July 2003


Blizg is another one of these blog-affinity finders. It looks for “ICBM” location data (as popularized by GeoURL) and Keywords in your headers, and finds proximate and topically-related blogs for you. Nice. Although it would be more powerful if it could extract keywords from the stuff you actually post about, rather than the stuff you mention in your meta-data.

Adventures in biomechanical translation

Machine translation (MT) is the bugbear of the professional translator. Machine-assisted translation (MAT) is a more devious, and perhaps more pernicious bugbear. Machine translation takes the translator out of the process entirely; machine-assisted translation makes use of the translator’s expertise to create patterns of source/target sentence pairs, and attempts to extrapolate these patterns through the source text. Translation agencies then use the “match rate” as a way to chisel the translator on payments.

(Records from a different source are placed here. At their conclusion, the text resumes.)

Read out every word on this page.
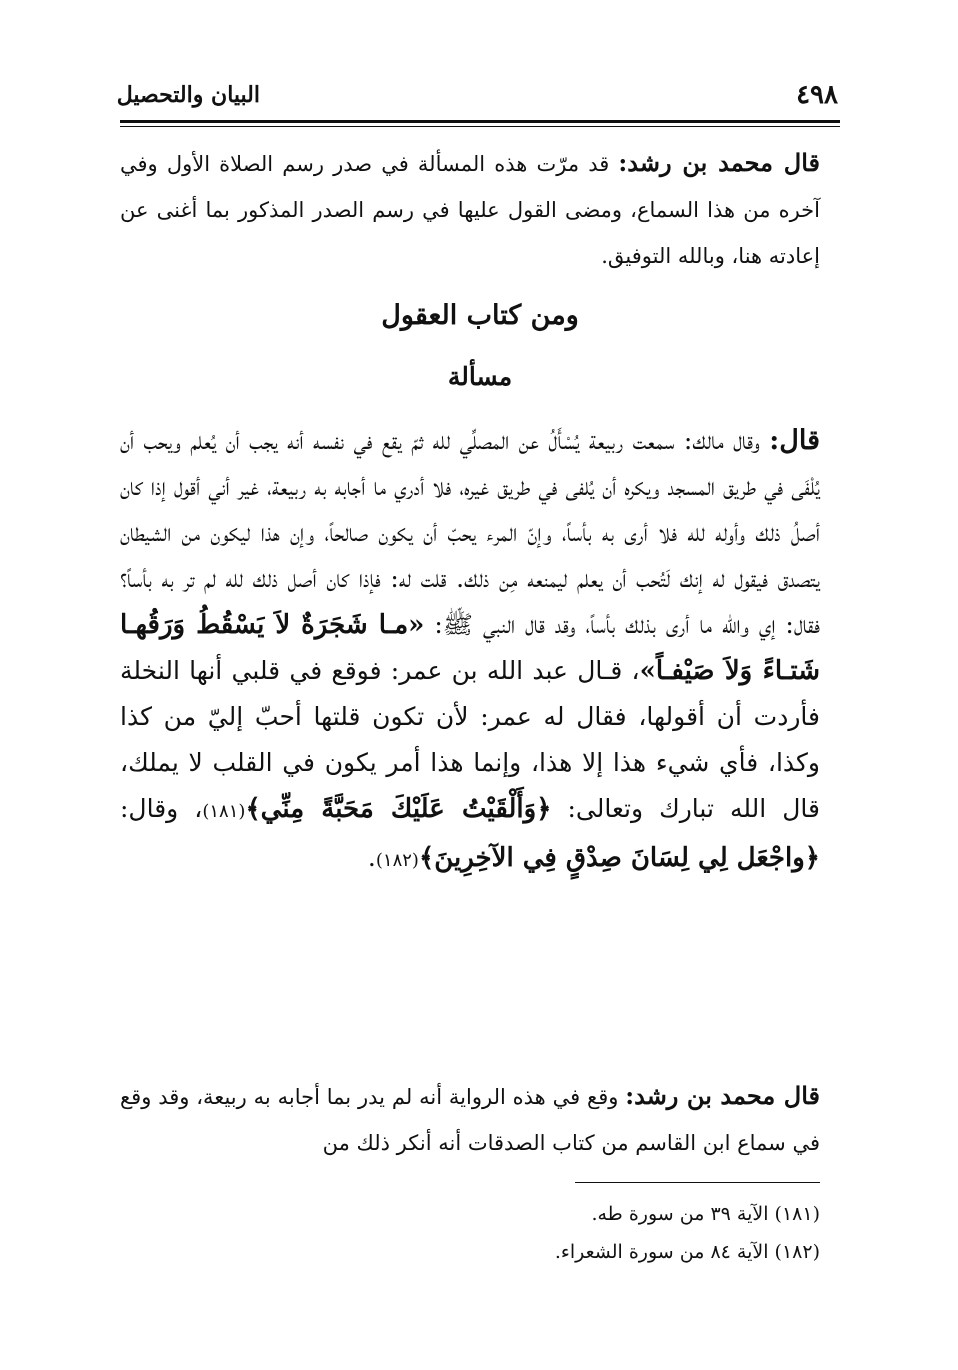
٤٩٨
البيان والتحصيل

قال محمد بن رشد: قد مرّت هذه المسألة في صدر رسم الصلاة الأول وفي آخره من هذا السماع، ومضى القول عليها في رسم الصدر المذكور بما أغنى عن إعادته هنا، وبالله التوفيق.

ومن كتاب العقول
مسألة

قال: وقال مالك: سمعت ربيعة يُسْأَلُ عن المصلِّي لله ثمّ يقع في نفسه أنه يجب أن يُعلم ويحب أن يُلْفَى في طريق المسجد ويكره أن يُلفى في طريق غيره، فلا أدري ما أجابه به ربيعة، غير أني أقول إذا كان أصلُ ذلك وأوله لله فلا أرى به بأساً، وإنّ المرء يحبّ أن يكون صالحاً، وإن هذا ليكون من الشيطان يتصدق فيقول له إنك لَتُحب أن يعلم ليمنعه مِن ذلك. قلت له: فإذا كان أصل ذلك لله لم تر به بأساً؟ فقال: إي والله ما أرى بذلك بأساً، وقد قال النبي ﷺ: «مـا شَجَرَةٌ لاَ يَسْقُطُ وَرَقُهـا شَتـاءً وَلاَ صَيْفـاً»، قـال عبد الله بن عمر: فوقع في قلبي أنها النخلة فأردت أن أقولها، فقال له عمر: لأن تكون قلتها أحبّ إليّ من كذا وكذا، فأي شيء هذا إلا هذا، وإنما هذا أمر يكون في القلب لا يملك، قال الله تبارك وتعالى: ﴿وَأَلْقَيْتُ عَلَيْكَ مَحَبَّةً مِنِّي﴾(١٨١)، وقال: ﴿واجْعَل لِي لِسَانَ صِدْقٍ فِي الآخِرِينَ﴾(١٨٢).

قال محمد بن رشد: وقع في هذه الرواية أنه لم يدر بما أجابه به ربيعة، وقد وقع في سماع ابن القاسم من كتاب الصدقات أنه أنكر ذلك من

(١٨١) الآية ٣٩ من سورة طه.
(١٨٢) الآية ٨٤ من سورة الشعراء.
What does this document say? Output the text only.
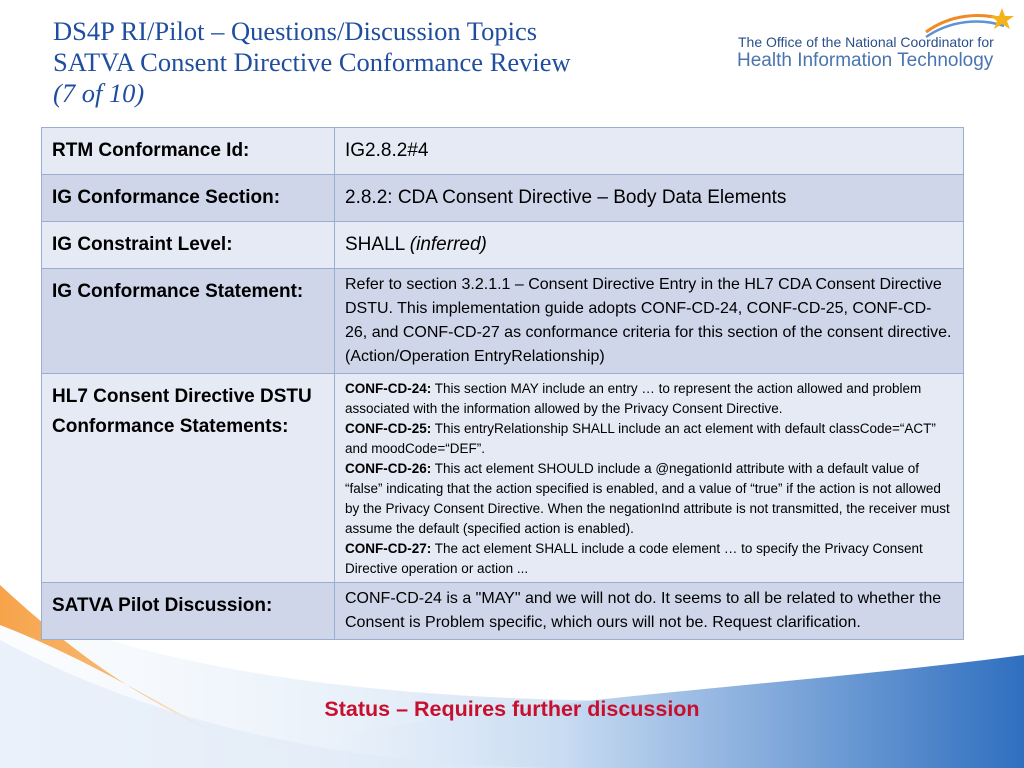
DS4P RI/Pilot – Questions/Discussion Topics
SATVA Consent Directive Conformance Review
(7 of 10)
The Office of the National Coordinator for
Health Information Technology
RTM Conformance Id:	IG2.8.2#4
IG Conformance Section:	2.8.2: CDA Consent Directive – Body Data Elements
IG Constraint Level:	SHALL (inferred)
IG Conformance Statement:	Refer to section 3.2.1.1 – Consent Directive Entry in the HL7 CDA Consent Directive DSTU. This implementation guide adopts CONF-CD-24, CONF-CD-25, CONF-CD-26, and CONF-CD-27 as conformance criteria for this section of the consent directive. (Action/Operation EntryRelationship)
HL7 Consent Directive DSTU Conformance Statements:	CONF-CD-24: This section MAY include an entry … to represent the action allowed and problem associated with the information allowed by the Privacy Consent Directive.
CONF-CD-25: This entryRelationship SHALL include an act element with default classCode=“ACT” and moodCode=“DEF”.
CONF-CD-26: This act element SHOULD include a @negationId attribute with a default value of “false” indicating that the action specified is enabled, and a value of “true” if the action is not allowed by the Privacy Consent Directive. When the negationInd attribute is not transmitted, the receiver must assume the default (specified action is enabled).
CONF-CD-27: The act element SHALL include a code element … to specify the Privacy Consent Directive operation or action ...

SATVA Pilot Discussion:	CONF-CD-24 is a "MAY" and we will not do. It seems to all be related to whether the Consent is Problem specific, which ours will not be. Request clarification.
Status – Requires further discussion
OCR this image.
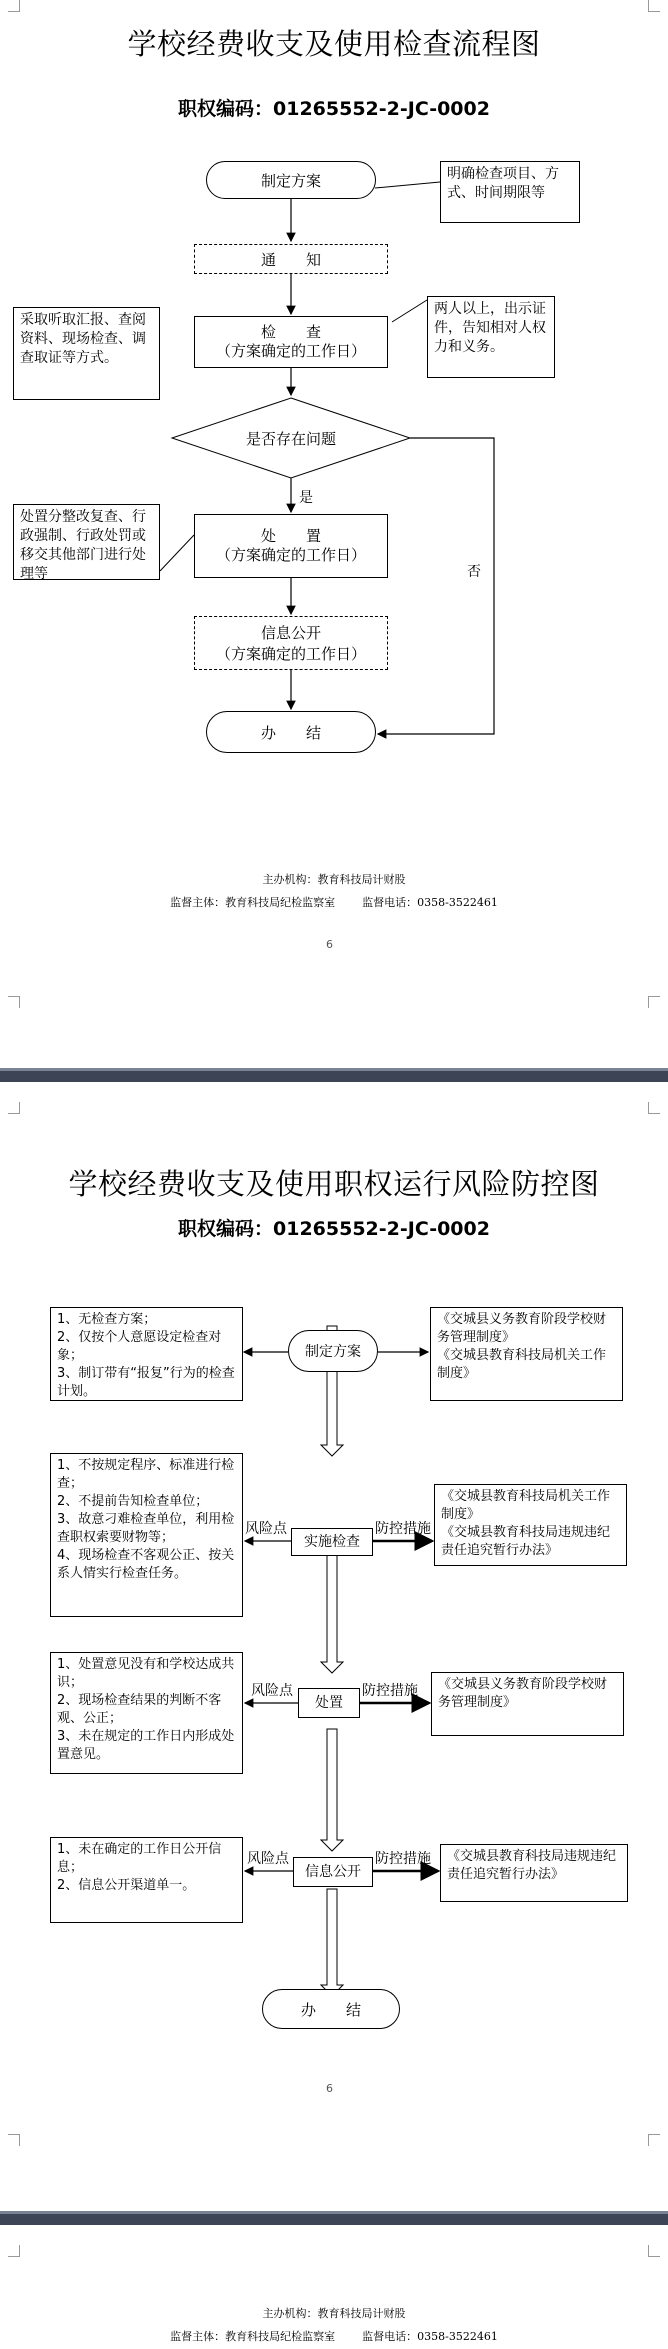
学校经费收支及使用检查流程图
职权编码：01265552-2-JC-0002
制定方案
通　　知
检　　查
（方案确定的工作日）
是否存在问题
是
否
处　　置
（方案确定的工作日）
信息公开
（方案确定的工作日）
办　　结
明确检查项目、方式、时间期限等
采取听取汇报、查阅资料、现场检查、调查取证等方式。
两人以上，出示证件，告知相对人权力和义务。
处置分整改复查、行政强制、行政处罚或移交其他部门进行处理等
主办机构：教育科技局计财股
监督主体：教育科技局纪检监察室 监督电话：0358-3522461
6
学校经费收支及使用职权运行风险防控图
职权编码：01265552-2-JC-0002
制定方案
实施检查
处置
信息公开
办　　结
风险点	防控措施
风险点	防控措施
风险点	防控措施
1、无检查方案；
2、仅按个人意愿设定检查对象；
3、制订带有“报复”行为的检查计划。
1、不按规定程序、标准进行检查；
2、不提前告知检查单位；
3、故意刁难检查单位，利用检查职权索要财物等；
4、现场检查不客观公正、按关系人情实行检查任务。
1、处置意见没有和学校达成共识；
2、现场检查结果的判断不客观、公正；
3、未在规定的工作日内形成处置意见。
1、未在确定的工作日公开信息；
2、信息公开渠道单一。
《交城县义务教育阶段学校财务管理制度》
《交城县教育科技局机关工作制度》
《交城县教育科技局机关工作制度》
《交城县教育科技局违规违纪责任追究暂行办法》
《交城县义务教育阶段学校财务管理制度》
《交城县教育科技局违规违纪责任追究暂行办法》
6
主办机构：教育科技局计财股
监督主体：教育科技局纪检监察室 监督电话：0358-3522461
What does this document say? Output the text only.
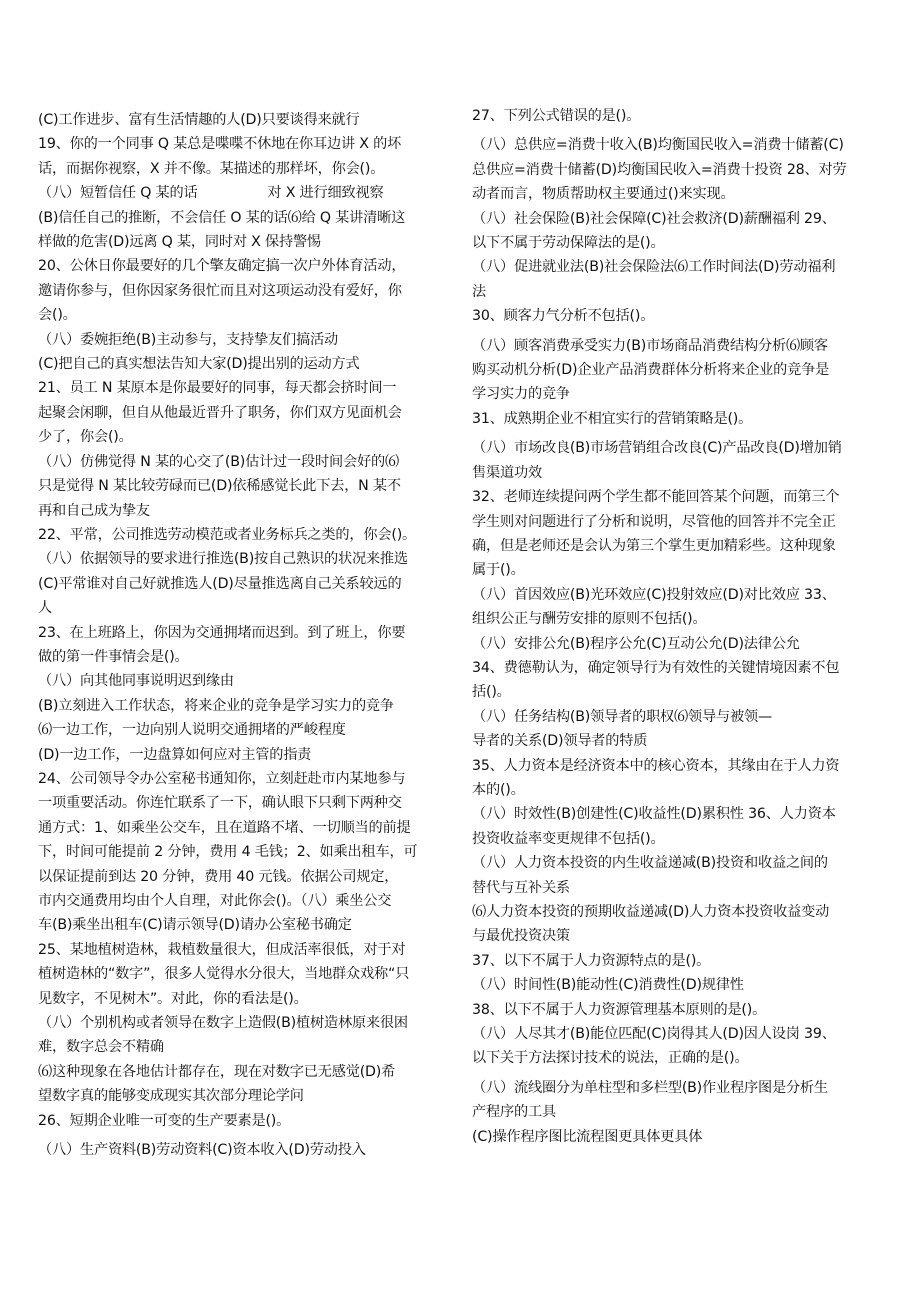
(C)工作进步、富有生活情趣的人(D)只要谈得来就行
19、你的一个同事 Q 某总是喋喋不休地在你耳边讲 X 的坏
话，而据你视察，X 并不像。某描述的那样坏，你会()。
（八）短暂信任 Q 某的话　　　　　对 X 进行细致视察
(B)信任自己的推断，不会信任 O 某的话⑹给 Q 某讲清晰这
样做的危害(D)远离 Q 某，同时对 X 保持警惕
20、公休日你最要好的几个擎友确定搞一次户外体育活动，
邀请你参与，但你因家务很忙而且对这项运动没有爱好，你
会()。
（八）委婉拒绝(B)主动参与，支持挚友们搞活动
(C)把自己的真实想法告知大家(D)提出别的运动方式
21、员工 N 某原本是你最要好的同事，每天都会挤时间一
起聚会闲聊，但自从他最近晋升了职务，你们双方见面机会
少了，你会()。
（八）仿佛觉得 N 某的心交了(B)估计过一段时间会好的⑹
只是觉得 N 某比较劳碌而已(D)依稀感觉长此下去，N 某不
再和自己成为挚友
22、平常，公司推选劳动模范或者业务标兵之类的，你会()。
（八）依据领导的要求进行推选(B)按自己熟识的状况来推选
(C)平常谁对自己好就推选人(D)尽量推选离自己关系较远的
人
23、在上班路上，你因为交通拥堵而迟到。到了班上，你要
做的第一件事情会是()。
（八）向其他同事说明迟到缘由
(B)立刻进入工作状态，将来企业的竞争是学习实力的竞争
⑹一边工作，一边向别人说明交通拥堵的严峻程度
(D)一边工作，一边盘算如何应对主管的指责
24、公司领导令办公室秘书通知你，立刻赶赴市内某地参与
一项重要活动。你连忙联系了一下，确认眼下只剩下两种交
通方式：1、如乘坐公交车，且在道路不堵、一切顺当的前提
下，时间可能提前 2 分钟，费用 4 毛钱；2、如乘出租车，可
以保证提前到达 20 分钟，费用 40 元钱。依据公司规定，
市内交通费用均由个人自理，对此你会()。（八）乘坐公交
车(B)乘坐出租车(C)请示领导(D)请办公室秘书确定
25、某地植树造林，栽植数量很大，但成活率很低，对于对
植树造林的“数字”，很多人觉得水分很大，当地群众戏称“只
见数字，不见树木”。对此，你的看法是()。
（八）个别机构或者领导在数字上造假(B)植树造林原来很困
难，数字总会不精确
⑹这种现象在各地估计都存在，现在对数字已无感觉(D)希
望数字真的能够变成现实其次部分理论学问
26、短期企业唯一可变的生产要素是()。
（八）生产资料(B)劳动资料(C)资本收入(D)劳动投入
27、下列公式错误的是()。
（八）总供应=消费十收入(B)均衡国民收入=消费十储蓄(C)
总供应=消费十储蓄(D)均衡国民收入=消费十投资 28、对劳
动者而言，物质帮助权主要通过()来实现。
（八）社会保险(B)社会保障(C)社会救济(D)薪酬福利 29、
以下不属于劳动保障法的是()。
（八）促进就业法(B)社会保险法⑹工作时间法(D)劳动福利
法
30、顾客力气分析不包括()。
（八）顾客消费承受实力(B)市场商品消费结构分析⑹顾客
购买动机分析(D)企业产品消费群体分析将来企业的竞争是
学习实力的竞争
31、成熟期企业不相宜实行的营销策略是()。
（八）市场改良(B)市场营销组合改良(C)产品改良(D)增加销
售渠道功效
32、老师连续提问两个学生都不能回答某个问题，而第三个
学生则对问题进行了分析和说明，尽管他的回答并不完全正
确，但是老师还是会认为第三个掌生更加精彩些。这种现象
属于()。
（八）首因效应(B)光环效应(C)投射效应(D)对比效应 33、
组织公正与酬劳安排的原则不包括()。
（八）安排公允(B)程序公允(C)互动公允(D)法律公允
34、费德勒认为，确定领导行为有效性的关键情境因素不包
括()。
（八）任务结构(B)领导者的职权⑹领导与被领—
导者的关系(D)领导者的特质
35、人力资本是经济资本中的核心资本，其缘由在于人力资
本的()。
（八）时效性(B)创建性(C)收益性(D)累积性 36、人力资本
投资收益率变更规律不包括()。
（八）人力资本投资的内生收益递减(B)投资和收益之间的
替代与互补关系
⑹人力资本投资的预期收益递减(D)人力资本投资收益变动
与最优投资决策
37、以下不属于人力资源特点的是()。
（八）时间性(B)能动性(C)消费性(D)规律性
38、以下不属于人力资源管理基本原则的是()。
（八）人尽其才(B)能位匹配(C)岗得其人(D)因人设岗 39、
以下关于方法探讨技术的说法，正确的是()。
（八）流线圈分为单柱型和多栏型(B)作业程序图是分析生
产程序的工具
(C)操作程序图比流程图更具体更具体
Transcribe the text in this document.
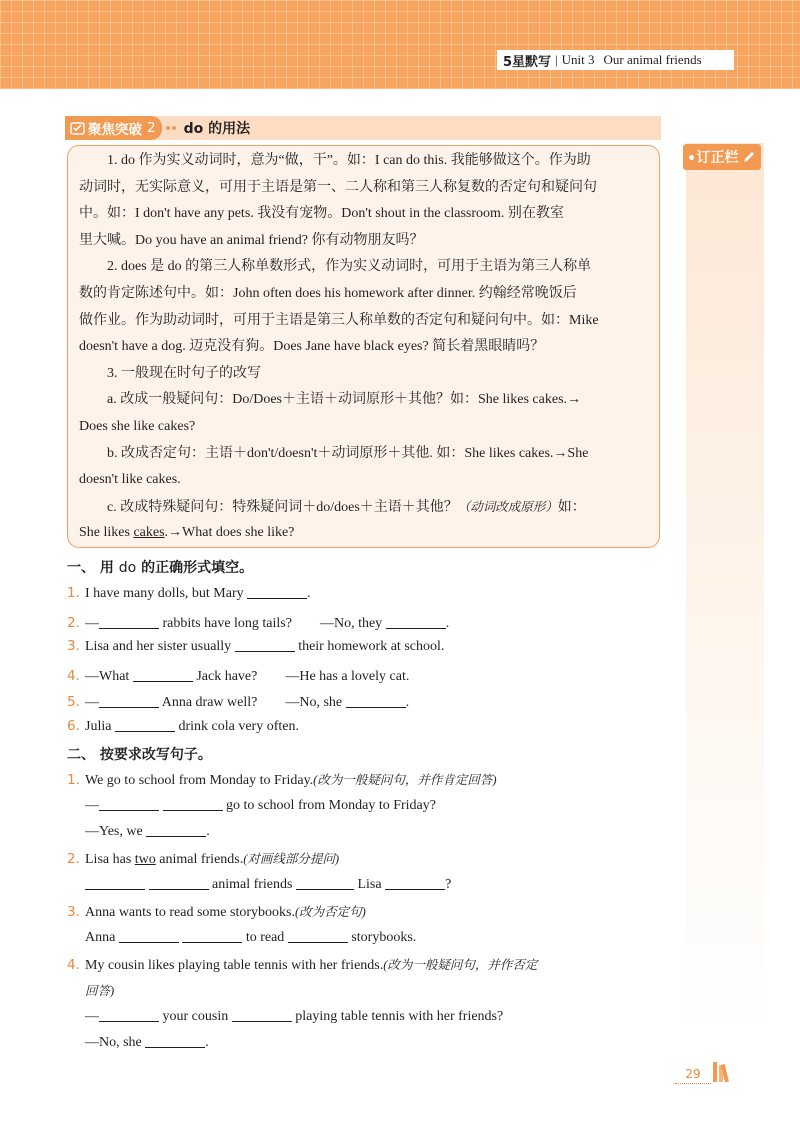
5星默写 | Unit 3 Our animal friends
订正栏
聚焦突破 2 do 的用法
1. do 作为实义动词时，意为“做，干”。如：I can do this. 我能够做这个。作为助
动词时，无实际意义，可用于主语是第一、二人称和第三人称复数的否定句和疑问句
中。如：I don't have any pets. 我没有宠物。Don't shout in the classroom. 别在教室
里大喊。Do you have an animal friend? 你有动物朋友吗？
2. does 是 do 的第三人称单数形式，作为实义动词时，可用于主语为第三人称单
数的肯定陈述句中。如：John often does his homework after dinner. 约翰经常晚饭后
做作业。作为助动词时，可用于主语是第三人称单数的否定句和疑问句中。如：Mike
doesn't have a dog. 迈克没有狗。Does Jane have black eyes? 简长着黑眼睛吗？
3. 一般现在时句子的改写
a. 改成一般疑问句：Do/Does＋主语＋动词原形＋其他？如：She likes cakes.→
Does she like cakes?
b. 改成否定句：主语＋don't/doesn't＋动词原形＋其他. 如：She likes cakes.→She
doesn't like cakes.
c. 改成特殊疑问句：特殊疑问词＋do/does＋主语＋其他？（动词改成原形）如：
She likes cakes.→What does she like?
一、 用 do 的正确形式填空。
1. I have many dolls, but Mary	.
2. —	rabbits have long tails?　　—No, they	.
3. Lisa and her sister usually	their homework at school.
4. —What	Jack have?　　—He has a lovely cat.
5. —	Anna draw well?　　—No, she	.
6. Julia	drink cola very often.
二、 按要求改写句子。
1. We go to school from Monday to Friday.(改为一般疑问句，并作肯定回答)
—	go to school from Monday to Friday?
—Yes, we	.
2. Lisa has two animal friends.(对画线部分提问)
animal friends	Lisa	?
3. Anna wants to read some storybooks.(改为否定句)
Anna	to read	storybooks.
4. My cousin likes playing table tennis with her friends.(改为一般疑问句，并作否定
回答)
—	your cousin	playing table tennis with her friends?
—No, she	.
29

Most of the work that I do is not very amenable to MAT (if I used it at all)–my guesstimate is that most of my jobs would have less than a 10% match rate overall. But the job I’m doing right now would be highly amenable to MAT: it’s programming document where a given sentence may be repeated 50 times, with minor variations in predictable spots.

The job was sent to me as a series of MS Word files, which I manually concatenated into one. Word search/replace tools are relatively limited, but BBEdit has a powerful implementation of GREP. So, after much gnashing of teeth, I managed to export a usable HTML file from Word, and cleaned it up. This in itself could be the subject of an even-more-tiresomely long post, which I will spare everyone from reading, and myself from reliving.

Once I got the file whipped into a shape I could stand looking at, I started working out GREP patterns. Some of these were highly productive–one pass would translate 40 or so sentences. Some would only do the one I was looking at. So I’ve been manually reproducing the MAT process, and getting pretty good at GREP syntax to boot. But as I work on it, there’s always a nagging feeling that if I understood that syntax better, I could produce more generalized patterns that would capture more sentences. The ultimate, of course, would be the hideously convoluted pattern that would be required to translate the entire document in one pass–which starts getting into Chomsky territory.

Postscript: I finished that job. What started out as 28 Word files weighing in at a total of 1.2 MB wound up–when I finished concatenating, exporting to HTML, cleaning up, translating, and compressing with Gzip–as a 17.1 KB file. Amazing.


I’ve written before about why I blog, but you probably knew that was a load of hooey. The real reason I keep a blog is because I hope to achieve wealth and fame through it.

So far, my success on the fame part has been limited, and the wealth part hasn’t been working out at all. Until now: I’ve received an offer for a “complimentary review copy” of what I am promised is an “entrancing novel.”

I’ve got a few reviews on epinions, and All Consuming but my guess is that I got this because of my blog–the book has a Japanese angle, and it would be too difficult to find reviewers on those sites with an interest in Japan (my profiles mention nothing about Japan). But contacting would-be reviewers on the basis of their blogs wouldn’t be a first.

Will I take them up on it? I haven’t decided, but I’m not inclined to. I prefer to choose my own reading.